The support, a single piece of medium-weight, plain-weave fabric with tacking margins removed, has been lined. Paper tape covers the fabric edges along all four sides. Cusping along the lower edge is not as pronounced as that along the remaining three sides, although it appears the original dimensions have not been significantly altered. A number of chalk inscriptions, a black stencil, and three paper labels are located along the stretcher reverse, but there are no wax seals or import stamps along the lining or stretcher.

A border of gray ground remains exposed along the outer edges of the fabric. The paint has been thinly applied through the dark tones and with impasto through the light tones. Broad, gestural brushstrokes of paint describe the forms and give vibrancy to the surface.

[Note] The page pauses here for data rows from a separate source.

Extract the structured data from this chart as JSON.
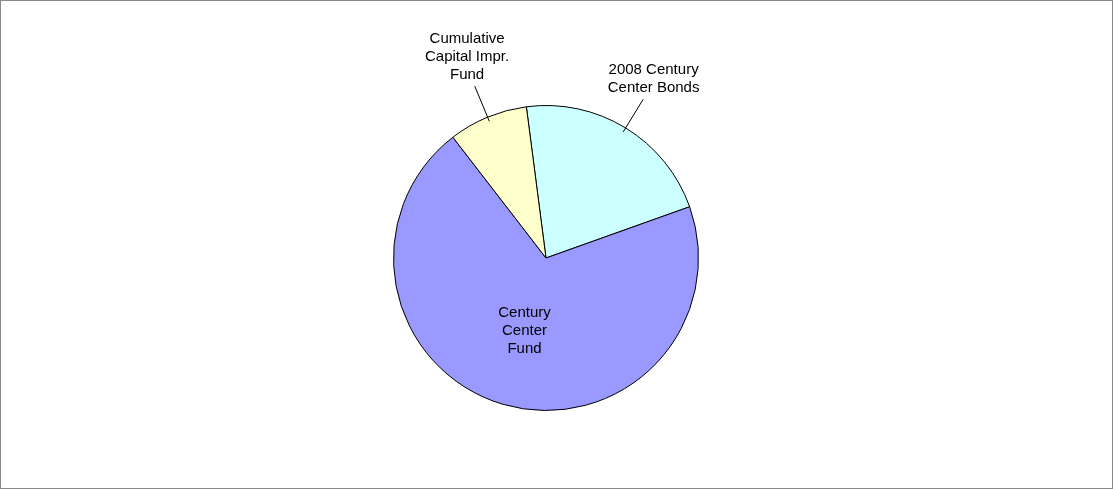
{
  "chart_data": {
    "type": "pie",
    "categories": [
      "2008 Century Center Bonds",
      "Century Center Fund",
      "Cumulative Capital Impr. Fund"
    ],
    "values": [
      21.6,
      70.0,
      8.4
    ],
    "colors": [
      "#ccffff",
      "#9999ff",
      "#ffffcc"
    ]
  }
}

Infrared images reveal carbon black was used in the laying in of the composition. The horns of the goat and background foliage have been delineated with strokes of carbon black, as have the deepest shadows beneath the arms of the left hand figure and the shadow falling across the ground beneath the feet of the goat. 

No underdrawing is readily apparent in infrared images. Compositional changes visible in the images and as pentimenti include a slight change to the bodice of the central figure and to the proper right shoulder, which was shifted lower during the paint stage.

The painting is unsigned and undated.

The painting has not undergone conservation treatment since its acquisition in 2007 and remains in a good state of preservation.